A G2 Class geomagnetic storm is expected to occur on Earth this Thursday, April 14, thanks to a "dead" sunspot flinging out a coronal mass ejection (CME) of plasma and solar material towards Earth on April 11. Good news for aurora hunters as the Northern Lights could be seen as far south as New York.
The geomagnetic storm is due to an increase in the plasma that the Earth receives from the Sun. The CME was generated by a sigmoid structure, an S-shaped magnetic filament found in the Sun's corona that produces a "flare" eruption, from a region that until recently sported a sunspot. Due to convection in the Sun's surface, the "corpse" of spot AR2987 was broken apart yesterday, leaving behind a seemingly quiet solar surface.
But magnetic trouble rumbled underneath that unblemished surface, generating an eruption that hurled the debris toward Earth, as reported by SpaceWeather.com.

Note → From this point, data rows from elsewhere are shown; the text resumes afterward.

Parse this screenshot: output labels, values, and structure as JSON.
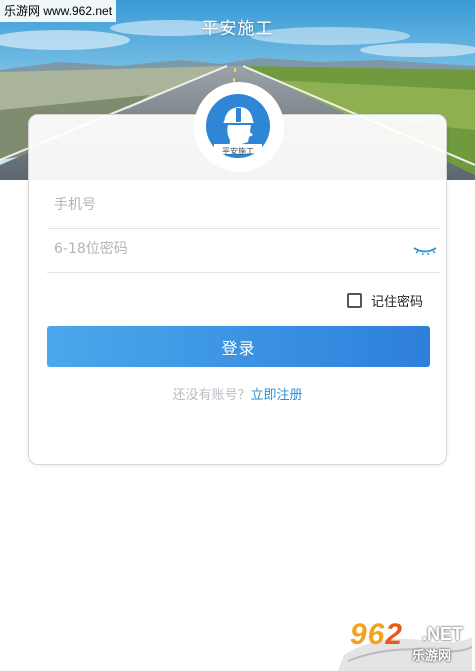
{
  "header": {
    "title": "平安施工",
    "watermark": "乐游网 www.962.net"
  },
  "logo": {
    "label": "平安施工",
    "icon": "helmet-worker-icon"
  },
  "form": {
    "phone_placeholder": "手机号",
    "password_placeholder": "6-18位密码",
    "password_toggle_icon": "eye-closed-icon",
    "remember_label": "记住密码",
    "remember_checked": false,
    "login_label": "登录",
    "register_prompt": "还没有账号？",
    "register_link": "立即注册"
  },
  "footer_watermark": {
    "brand_part1": "96",
    "brand_part2": "2",
    "suffix": ".NET",
    "site_name": "乐游网"
  },
  "colors": {
    "accent_blue": "#2e7fdc",
    "button_gradient_start": "#4aa8ea",
    "link_blue": "#2a8fd6",
    "logo_blue": "#2f86d6"
  }
}
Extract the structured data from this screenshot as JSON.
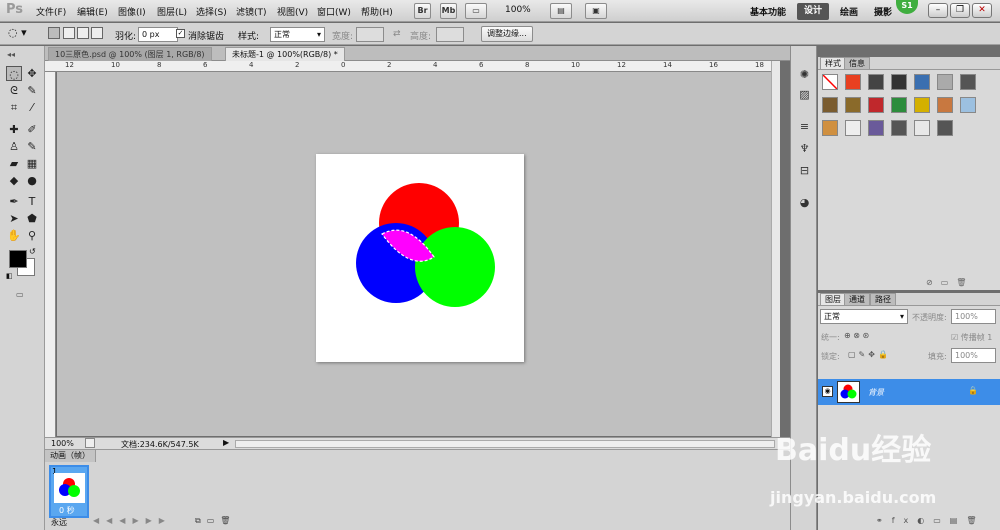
{
  "app": {
    "logo": "Ps"
  },
  "menus": [
    "文件(F)",
    "编辑(E)",
    "图像(I)",
    "图层(L)",
    "选择(S)",
    "滤镜(T)",
    "视图(V)",
    "窗口(W)",
    "帮助(H)"
  ],
  "menu_buttons": [
    "Br",
    "Mb"
  ],
  "zoom_select": "100%",
  "workspaces": {
    "items": [
      "基本功能",
      "设计",
      "绘画",
      "摄影"
    ],
    "active": "设计"
  },
  "badge": "S1",
  "options": {
    "feather_label": "羽化:",
    "feather_value": "0 px",
    "antialias_label": "消除锯齿",
    "style_label": "样式:",
    "style_value": "正常",
    "width_label": "宽度:",
    "height_label": "高度:",
    "refine_button": "调整边缘..."
  },
  "tabs": [
    "10三原色.psd @ 100% (图层 1, RGB/8)",
    "未标题-1 @ 100%(RGB/8) *"
  ],
  "ruler_numbers": [
    "12",
    "10",
    "8",
    "6",
    "4",
    "2",
    "0",
    "2",
    "4",
    "6",
    "8",
    "10",
    "12",
    "14",
    "16",
    "18"
  ],
  "status": {
    "zoom": "100%",
    "doc": "文档:234.6K/547.5K"
  },
  "animation": {
    "title": "动画（帧）",
    "frame_number": "1",
    "frame_time": "0 秒",
    "loop": "永远"
  },
  "styles_panel": {
    "tabs": [
      "样式",
      "信息"
    ]
  },
  "layers_panel": {
    "tabs": [
      "图层",
      "通道",
      "路径"
    ],
    "blend_mode": "正常",
    "opacity_label": "不透明度:",
    "opacity_value": "100%",
    "unify_label": "统一:",
    "propagate_label": "传播帧 1",
    "lock_label": "锁定:",
    "fill_label": "填充:",
    "fill_value": "100%",
    "layer_name": "背景"
  },
  "watermark": {
    "brand": "Baidu经验",
    "url": "jingyan.baidu.com"
  },
  "colors": {
    "accent": "#3d8de8",
    "red": "#ff0000",
    "blue": "#0000ff",
    "green": "#00ff00",
    "selection": "#ff00ff"
  }
}
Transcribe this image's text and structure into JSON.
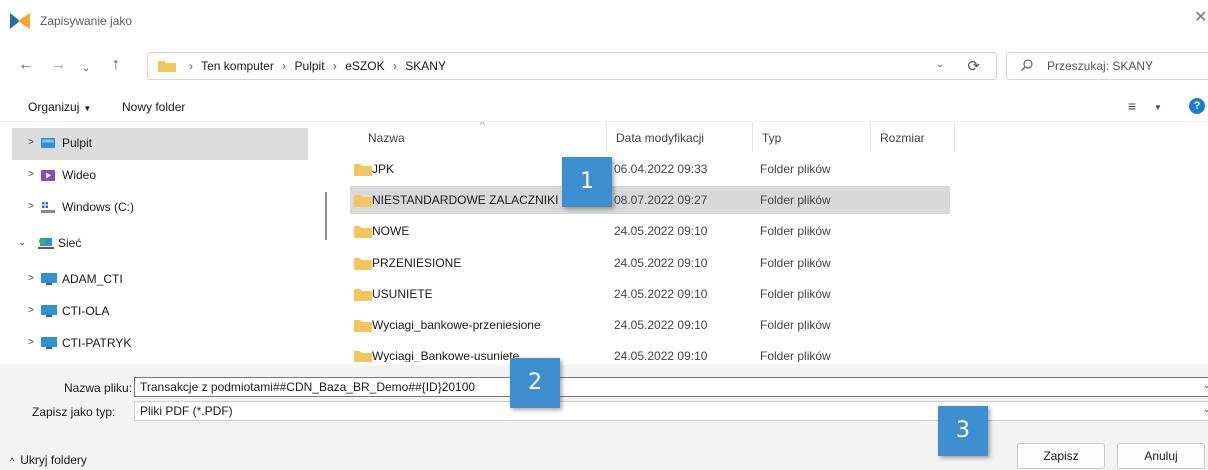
{
  "window": {
    "title": "Zapisywanie jako",
    "close_glyph": "✕"
  },
  "nav": {
    "back_glyph": "←",
    "forward_glyph": "→",
    "recent_glyph": "⌄",
    "up_glyph": "↑"
  },
  "address": {
    "crumbs": [
      "Ten komputer",
      "Pulpit",
      "eSZOK",
      "SKANY"
    ],
    "separator": "›",
    "dropdown_glyph": "⌄",
    "refresh_glyph": "⟳"
  },
  "search": {
    "placeholder": "Przeszukaj: SKANY"
  },
  "toolbar": {
    "organize_label": "Organizuj",
    "organize_caret": "▼",
    "new_folder_label": "Nowy folder",
    "view_glyph": "≡",
    "view_caret": "▼",
    "help_glyph": "?"
  },
  "sidebar": {
    "items": [
      {
        "label": "Pulpit",
        "expander": ">",
        "icon": "desktop-icon",
        "selected": true
      },
      {
        "label": "Wideo",
        "expander": ">",
        "icon": "video-icon",
        "selected": false
      },
      {
        "label": "Windows (C:)",
        "expander": ">",
        "icon": "drive-icon",
        "selected": false
      },
      {
        "label": "Sieć",
        "expander": "⌄",
        "icon": "network-icon",
        "selected": false
      },
      {
        "label": "ADAM_CTI",
        "expander": ">",
        "icon": "computer-icon",
        "selected": false
      },
      {
        "label": "CTI-OLA",
        "expander": ">",
        "icon": "computer-icon",
        "selected": false
      },
      {
        "label": "CTI-PATRYK",
        "expander": ">",
        "icon": "computer-icon",
        "selected": false
      }
    ]
  },
  "filelist": {
    "columns": {
      "name": "Nazwa",
      "date": "Data modyfikacji",
      "type": "Typ",
      "size": "Rozmiar"
    },
    "sort_glyph": "^",
    "rows": [
      {
        "name": "JPK",
        "date": "06.04.2022 09:33",
        "type": "Folder plików",
        "selected": false
      },
      {
        "name": "NIESTANDARDOWE ZALACZNIKI",
        "date": "08.07.2022 09:27",
        "type": "Folder plików",
        "selected": true
      },
      {
        "name": "NOWE",
        "date": "24.05.2022 09:10",
        "type": "Folder plików",
        "selected": false
      },
      {
        "name": "PRZENIESIONE",
        "date": "24.05.2022 09:10",
        "type": "Folder plików",
        "selected": false
      },
      {
        "name": "USUNIETE",
        "date": "24.05.2022 09:10",
        "type": "Folder plików",
        "selected": false
      },
      {
        "name": "Wyciagi_bankowe-przeniesione",
        "date": "24.05.2022 09:10",
        "type": "Folder plików",
        "selected": false
      },
      {
        "name": "Wyciagi_Bankowe-usuniete",
        "date": "24.05.2022 09:10",
        "type": "Folder plików",
        "selected": false
      }
    ]
  },
  "form": {
    "filename_label": "Nazwa pliku:",
    "filename_value": "Transakcje z podmiotami##CDN_Baza_BR_Demo##{ID}20100",
    "filetype_label": "Zapisz jako typ:",
    "filetype_value": "Pliki PDF (*.PDF)",
    "dropdown_glyph": "⌄"
  },
  "footer": {
    "hide_folders_label": "Ukryj foldery",
    "hide_folders_arrow": "^",
    "save_label": "Zapisz",
    "cancel_label": "Anuluj"
  },
  "callouts": [
    "1",
    "2",
    "3"
  ],
  "colors": {
    "folder": "#f3c55d",
    "accent": "#1b7bd6",
    "callout": "#3f8fd0",
    "selection": "#d9d9d9"
  }
}
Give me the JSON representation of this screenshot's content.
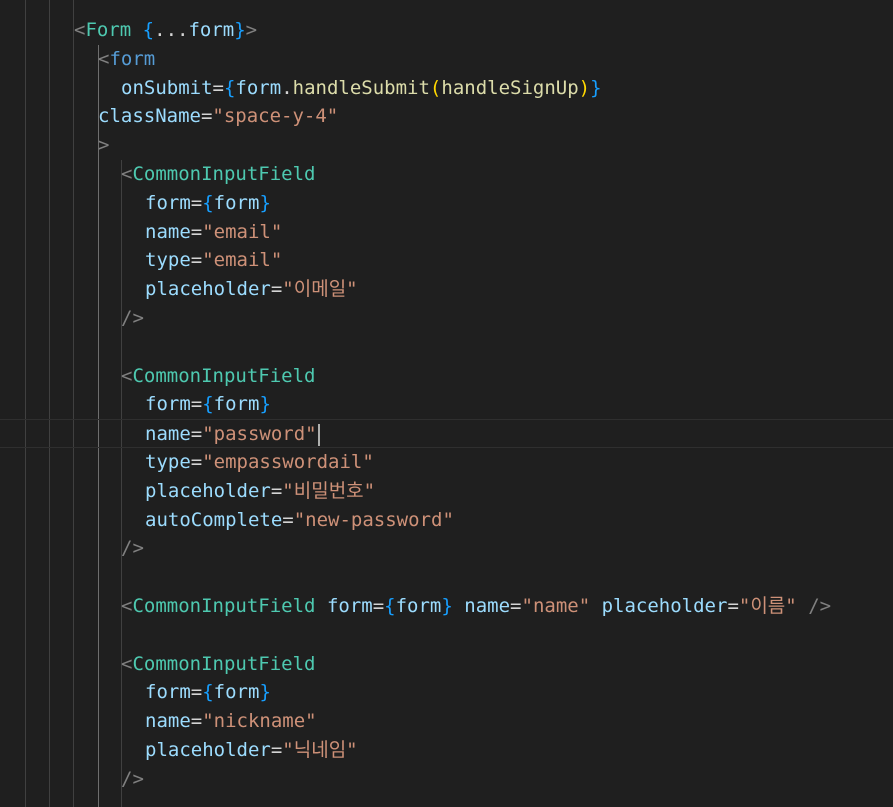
{
  "editor": {
    "theme_colors": {
      "background": "#1f1f1f",
      "component_tag": "#4ec9b0",
      "html_tag": "#569cd6",
      "attribute": "#9cdcfe",
      "string": "#ce9178",
      "brace": "#179fff",
      "function": "#dcdcaa",
      "punctuation": "#808080"
    },
    "lines": [
      {
        "tokens": [
          [
            "<",
            "punct"
          ],
          [
            "Form",
            "tag"
          ],
          [
            " ",
            "op"
          ],
          [
            "{",
            "brace"
          ],
          [
            "...",
            "op"
          ],
          [
            "form",
            "attr"
          ],
          [
            "}",
            "brace"
          ],
          [
            ">",
            "punct"
          ]
        ]
      },
      {
        "tokens": [
          [
            "<",
            "punct"
          ],
          [
            "form",
            "htmltag"
          ]
        ]
      },
      {
        "tokens": [
          [
            "onSubmit",
            "attr"
          ],
          [
            "=",
            "op"
          ],
          [
            "{",
            "brace"
          ],
          [
            "form",
            "attr"
          ],
          [
            ".",
            "op"
          ],
          [
            "handleSubmit",
            "fn"
          ],
          [
            "(",
            "paren"
          ],
          [
            "handleSignUp",
            "fn"
          ],
          [
            ")",
            "paren"
          ],
          [
            "}",
            "brace"
          ]
        ]
      },
      {
        "tokens": [
          [
            "className",
            "attr"
          ],
          [
            "=",
            "op"
          ],
          [
            "\"space-y-4\"",
            "str"
          ]
        ]
      },
      {
        "tokens": [
          [
            ">",
            "punct"
          ]
        ]
      },
      {
        "tokens": [
          [
            "<",
            "punct"
          ],
          [
            "CommonInputField",
            "tag"
          ]
        ]
      },
      {
        "tokens": [
          [
            "form",
            "attr"
          ],
          [
            "=",
            "op"
          ],
          [
            "{",
            "brace"
          ],
          [
            "form",
            "attr"
          ],
          [
            "}",
            "brace"
          ]
        ]
      },
      {
        "tokens": [
          [
            "name",
            "attr"
          ],
          [
            "=",
            "op"
          ],
          [
            "\"email\"",
            "str"
          ]
        ]
      },
      {
        "tokens": [
          [
            "type",
            "attr"
          ],
          [
            "=",
            "op"
          ],
          [
            "\"email\"",
            "str"
          ]
        ]
      },
      {
        "tokens": [
          [
            "placeholder",
            "attr"
          ],
          [
            "=",
            "op"
          ],
          [
            "\"이메일\"",
            "str"
          ]
        ]
      },
      {
        "tokens": [
          [
            "/>",
            "punct"
          ]
        ]
      },
      {
        "tokens": []
      },
      {
        "tokens": [
          [
            "<",
            "punct"
          ],
          [
            "CommonInputField",
            "tag"
          ]
        ]
      },
      {
        "tokens": [
          [
            "form",
            "attr"
          ],
          [
            "=",
            "op"
          ],
          [
            "{",
            "brace"
          ],
          [
            "form",
            "attr"
          ],
          [
            "}",
            "brace"
          ]
        ]
      },
      {
        "tokens": [
          [
            "name",
            "attr"
          ],
          [
            "=",
            "op"
          ],
          [
            "\"password\"",
            "str"
          ]
        ],
        "cursor": true
      },
      {
        "tokens": [
          [
            "type",
            "attr"
          ],
          [
            "=",
            "op"
          ],
          [
            "\"empasswordail\"",
            "str"
          ]
        ]
      },
      {
        "tokens": [
          [
            "placeholder",
            "attr"
          ],
          [
            "=",
            "op"
          ],
          [
            "\"비밀번호\"",
            "str"
          ]
        ]
      },
      {
        "tokens": [
          [
            "autoComplete",
            "attr"
          ],
          [
            "=",
            "op"
          ],
          [
            "\"new-password\"",
            "str"
          ]
        ]
      },
      {
        "tokens": [
          [
            "/>",
            "punct"
          ]
        ]
      },
      {
        "tokens": []
      },
      {
        "tokens": [
          [
            "<",
            "punct"
          ],
          [
            "CommonInputField",
            "tag"
          ],
          [
            " ",
            "op"
          ],
          [
            "form",
            "attr"
          ],
          [
            "=",
            "op"
          ],
          [
            "{",
            "brace"
          ],
          [
            "form",
            "attr"
          ],
          [
            "}",
            "brace"
          ],
          [
            " ",
            "op"
          ],
          [
            "name",
            "attr"
          ],
          [
            "=",
            "op"
          ],
          [
            "\"name\"",
            "str"
          ],
          [
            " ",
            "op"
          ],
          [
            "placeholder",
            "attr"
          ],
          [
            "=",
            "op"
          ],
          [
            "\"이름\"",
            "str"
          ],
          [
            " ",
            "op"
          ],
          [
            "/>",
            "punct"
          ]
        ]
      },
      {
        "tokens": []
      },
      {
        "tokens": [
          [
            "<",
            "punct"
          ],
          [
            "CommonInputField",
            "tag"
          ]
        ]
      },
      {
        "tokens": [
          [
            "form",
            "attr"
          ],
          [
            "=",
            "op"
          ],
          [
            "{",
            "brace"
          ],
          [
            "form",
            "attr"
          ],
          [
            "}",
            "brace"
          ]
        ]
      },
      {
        "tokens": [
          [
            "name",
            "attr"
          ],
          [
            "=",
            "op"
          ],
          [
            "\"nickname\"",
            "str"
          ]
        ]
      },
      {
        "tokens": [
          [
            "placeholder",
            "attr"
          ],
          [
            "=",
            "op"
          ],
          [
            "\"닉네임\"",
            "str"
          ]
        ]
      },
      {
        "tokens": [
          [
            "/>",
            "punct"
          ]
        ]
      }
    ]
  }
}
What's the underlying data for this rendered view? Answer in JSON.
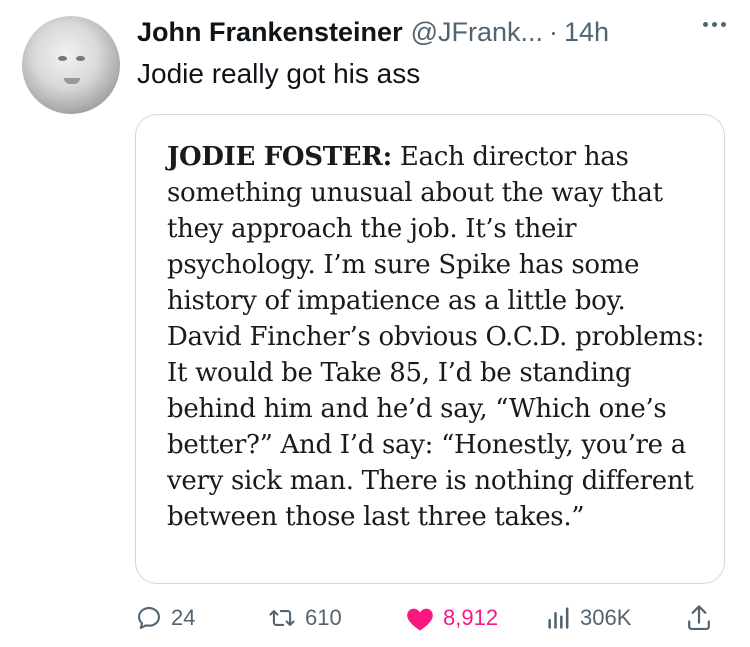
{
  "author": {
    "name": "John Frankensteiner",
    "handle": "@JFrank...",
    "separator": "·",
    "time": "14h"
  },
  "tweet": {
    "text": "Jodie really got his ass"
  },
  "quote_image": {
    "speaker": "JODIE FOSTER:",
    "body": " Each director has something unusual about the way that they approach the job. It’s their psychology. I’m sure Spike has some history of impatience as a little boy. David Fincher’s obvious O.C.D. problems: It would be Take 85, I’d be standing behind him and he’d say, “Which one’s better?” And I’d say: “Honestly, you’re a very sick man. There is nothing different between those last three takes.”"
  },
  "actions": {
    "replies": "24",
    "retweets": "610",
    "likes": "8,912",
    "views": "306K"
  },
  "icons": {
    "reply": "reply-bubble-icon",
    "retweet": "retweet-icon",
    "like": "heart-icon",
    "views": "views-bars-icon",
    "share": "share-upload-icon",
    "more": "more-dots-icon"
  },
  "colors": {
    "text": "#0f1419",
    "secondary": "#536471",
    "like": "#f91880",
    "border": "#cfd9de"
  }
}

The CME on April 11, 2022. credit: NASA/SDOAIA
Sunspots are cooler areas of the Sun caused by magnetic fields that weaken the processes by which heat rises to the Sun's surface. Although the spots themselves are emitting less energy than surrounding areas, they are associated with flares and CMEs where plasma bursts into space. When these occur charged particles stream off the Sun. Those that head in our direction can be funneled by Earth's magnetic field towards the geomagnetic poles. When they strike the upper atmosphere they can produce auroras that range from tantalizing to breathtaking.
The associated auroras for this geomagnetic strom have an expected KP of six – on a scale that goes from zero to nine and averages a two or a three on a regular night – so should put on a good show. They are expected to be visible in mid-to-high latitudes, as south as Scotland in Europe and Illinois in North America.